Nel mondo dello spettacolo, quello che ormai sta venendo meno per motivi anagrafici, lo conoscevano tutti. Era una sorta di personaggio ombra, un’entità, qualcosa di mai visto. Eppure sempre presente nei discorsi e nei ricordi dei più.

Non per pochi è stato un “talismano” al quale riferirsi per questioni esistenziali ed artistiche. Per altri un semplice “guru occidentale” presago di luci future.

Tutta questa notorietà e rispetto culturale,  spesso umano, gli era dovuta dalle grandi iniziative intraprese negli anni Sessanta e Settanta, a Genova e poi a Roma.

Dapprima con la “Fondazione Colombianum” che animò il clima culturale genovese dei Sessanta e oltre con iniziative internazionali, prima fra tutte la grande mostra d’arte messicana a Palazzo delle Esposizioni di Roma nel 1962, e successivamente con il Festival cinematografico dell’America Latina con il quale intese creare, fra i primi, un’asse culturale fra Europa e America del sud.

Poi, negli ultimi anni a Roma, con la grande avventura della “Fondazione Interregionale Europa” che si propone di ripercorrere le radici e la storia del continente europeo attraverso i grandi personaggi che la hanno animata nei secoli.

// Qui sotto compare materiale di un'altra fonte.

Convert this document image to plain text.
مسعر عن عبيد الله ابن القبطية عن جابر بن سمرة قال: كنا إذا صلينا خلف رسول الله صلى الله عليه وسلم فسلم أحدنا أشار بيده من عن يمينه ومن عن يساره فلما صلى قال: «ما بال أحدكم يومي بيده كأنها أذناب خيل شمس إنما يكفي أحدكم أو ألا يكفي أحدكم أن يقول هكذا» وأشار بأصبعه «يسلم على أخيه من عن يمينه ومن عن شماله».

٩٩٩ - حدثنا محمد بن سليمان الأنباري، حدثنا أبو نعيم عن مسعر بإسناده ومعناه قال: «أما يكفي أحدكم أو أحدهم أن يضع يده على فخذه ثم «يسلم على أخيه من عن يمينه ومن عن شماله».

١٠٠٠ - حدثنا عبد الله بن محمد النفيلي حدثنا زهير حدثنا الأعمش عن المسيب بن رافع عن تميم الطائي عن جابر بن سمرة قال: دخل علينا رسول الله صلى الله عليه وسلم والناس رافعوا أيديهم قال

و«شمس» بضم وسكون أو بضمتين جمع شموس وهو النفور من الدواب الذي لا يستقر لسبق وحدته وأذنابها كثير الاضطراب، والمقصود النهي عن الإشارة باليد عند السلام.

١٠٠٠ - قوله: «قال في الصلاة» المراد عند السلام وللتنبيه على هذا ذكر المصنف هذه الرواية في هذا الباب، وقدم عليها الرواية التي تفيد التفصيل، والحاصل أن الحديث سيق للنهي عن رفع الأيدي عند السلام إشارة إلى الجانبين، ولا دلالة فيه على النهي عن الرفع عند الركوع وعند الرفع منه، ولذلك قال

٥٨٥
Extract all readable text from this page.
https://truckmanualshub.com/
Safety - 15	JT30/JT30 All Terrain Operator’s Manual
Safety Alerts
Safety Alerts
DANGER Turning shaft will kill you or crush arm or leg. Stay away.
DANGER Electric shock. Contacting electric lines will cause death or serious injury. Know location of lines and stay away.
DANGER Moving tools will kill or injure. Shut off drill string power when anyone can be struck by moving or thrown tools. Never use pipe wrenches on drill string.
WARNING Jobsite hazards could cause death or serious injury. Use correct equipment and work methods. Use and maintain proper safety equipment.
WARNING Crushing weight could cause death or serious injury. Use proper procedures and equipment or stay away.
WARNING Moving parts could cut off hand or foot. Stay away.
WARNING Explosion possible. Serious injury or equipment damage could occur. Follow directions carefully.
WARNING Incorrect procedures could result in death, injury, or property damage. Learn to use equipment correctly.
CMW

Non è un caso che ha abbia iniziato il suo viaggio verso l’Oltre esattamente nel giorno della prima presentazione pubblica della prima opera filmica della Sua Fondazione Europa. Creatura  a lungo pensata, alla quale ha dedicato gli ultimi anni del suo pensiero: oggi quel sogno è un realtà operante ed attiva pronta a far proprie le energie del suo fondatore. Con le stesse tensioni e i medesimi ideali.

Mancherà a molti Padre Arpa, ai mille sparsi per il mondo che con lui hanno vissuto e progettato il futuro comune, dando vita a ipotesi giudicate impossibili da molti, specie dalle gerarchie di potere, e poi, inesorabilmente rivelatesi attuali, moderne e gravide di significati anticipatori. Una veggenza mai dichiarata, un modo di rapportarsi all’Umano semplice e schivo, lasciando a pochi intravedere il giusto e pieno significato delle sue ipotesi. Ipotesi sempre vibrate su tensioni alte e imprendibili.

Ho sempre immaginato che nel suo sorriso, sottile e invisibile, vi fosse un significato archetipo, un simbolo da decifrare: era così, e me ne accorgo ora. Era il sorriso di chi parla con il cuore annunciando grandi eventi, gli eventi della nostra esistenza sempre in bilico fra passione e tragedia.

E ancora una volta, era un pomeriggio di mezza primavera, passeggiavamo lungo le rive del Tevere dalla parte di Castel Sant’Angelo, quando, fermandosi repentino con gli occhi rivolti al cielo, mi disse: “spesso penso alla morte come normale esperienza dell’essere” ed aggiunse “quando non ci sarò più non cercatemi, né qui né lì, ma Oltre, e poi ancora oltre…..oltre dell’oltre”.

Con queste parole che oggi risuonano con cadenza triste, riassaporo tutta la serenità e l’insegnamento che un Maestro ha saputo dare. A me e a molti altri.

La sua grande lezione di libertà è questa: sparire, un giorno, e non cercarlo in nessun luogo, ma oltre. Dove l’ultima stella è anche la prima.

Ciao Angelo, grazie per sempre. Il tuo sogno vive nella tua Fondazione. Il tuo sogno vive in noi.